Ok the question is obviously wrong as it stands, but I'm wondering how can I choose storage implementations on Oracle as I would for MySQL, say I want one table to MyIsam like and another for Archiving only and one Black Hole style for test purposes. How would I go around to doing this within a single Schema, or something similar that would meet these needs?

A: 

You may use ORGANIZATION EXTERNAL:

CREATE TABLE ORGANIZATION EXTERNAL

and select an access driver to use with it.
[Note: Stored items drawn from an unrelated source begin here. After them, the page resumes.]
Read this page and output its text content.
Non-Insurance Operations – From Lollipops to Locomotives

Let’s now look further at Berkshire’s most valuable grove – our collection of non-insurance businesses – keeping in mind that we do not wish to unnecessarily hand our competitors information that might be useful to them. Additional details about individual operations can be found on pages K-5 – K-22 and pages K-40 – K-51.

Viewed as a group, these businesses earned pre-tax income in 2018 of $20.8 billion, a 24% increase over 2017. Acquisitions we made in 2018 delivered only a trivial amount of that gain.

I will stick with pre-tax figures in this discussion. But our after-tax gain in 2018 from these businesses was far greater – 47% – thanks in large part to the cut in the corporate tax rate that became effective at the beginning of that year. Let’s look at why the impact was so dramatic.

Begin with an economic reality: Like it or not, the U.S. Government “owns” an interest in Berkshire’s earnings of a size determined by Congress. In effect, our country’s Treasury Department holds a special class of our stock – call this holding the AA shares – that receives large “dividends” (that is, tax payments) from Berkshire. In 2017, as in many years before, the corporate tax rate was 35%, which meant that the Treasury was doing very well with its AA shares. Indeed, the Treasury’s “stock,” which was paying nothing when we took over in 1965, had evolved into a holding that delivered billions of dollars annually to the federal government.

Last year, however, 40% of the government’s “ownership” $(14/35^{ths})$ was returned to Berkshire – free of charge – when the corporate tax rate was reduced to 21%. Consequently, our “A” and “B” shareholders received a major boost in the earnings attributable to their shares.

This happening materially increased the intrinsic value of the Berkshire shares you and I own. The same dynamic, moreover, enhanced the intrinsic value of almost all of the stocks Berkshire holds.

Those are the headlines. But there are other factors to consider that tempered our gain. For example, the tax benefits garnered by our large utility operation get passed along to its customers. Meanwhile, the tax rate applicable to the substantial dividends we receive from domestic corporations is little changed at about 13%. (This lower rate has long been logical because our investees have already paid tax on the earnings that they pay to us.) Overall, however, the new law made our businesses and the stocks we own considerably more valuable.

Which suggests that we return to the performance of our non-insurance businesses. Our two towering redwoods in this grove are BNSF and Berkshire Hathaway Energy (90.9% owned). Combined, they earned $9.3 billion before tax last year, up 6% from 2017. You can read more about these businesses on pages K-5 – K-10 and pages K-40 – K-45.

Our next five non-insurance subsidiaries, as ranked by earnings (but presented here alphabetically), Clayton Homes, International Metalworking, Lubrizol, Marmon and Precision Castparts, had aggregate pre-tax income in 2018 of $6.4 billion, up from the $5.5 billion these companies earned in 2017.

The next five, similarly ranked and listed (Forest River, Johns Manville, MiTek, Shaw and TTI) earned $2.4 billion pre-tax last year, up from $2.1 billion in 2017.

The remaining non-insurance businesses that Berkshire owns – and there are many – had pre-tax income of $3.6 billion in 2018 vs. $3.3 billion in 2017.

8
As for now, Oracle has ORACLE_LOADER to access CSV and like text tables (read-only), and ORACLE_DATAPUMP to read and write binary data (in custom format).

Quassnoi
Have a link to a tutorial on that?
Robert Gould
Sorry, it seems you cannot develop one youself, yet :)
Quassnoi
Thanks for the try anyways. That might come in handy for another thing I need to do.
Robert Gould
External tables are not a storage engine concept. They are used to read text files from Oracle and their purpose is to load data from text files into the database. You cannot perform DML operations on those.
Yas
+1  A: 

Oracle does not have a storage engine concept like Mysql does. It stores all tables in its own format in datafiles. What you can do is use different tablespaces and store them on different disks whose performance characteristics may be different.

The concepts guide may help you understand how Oracle works.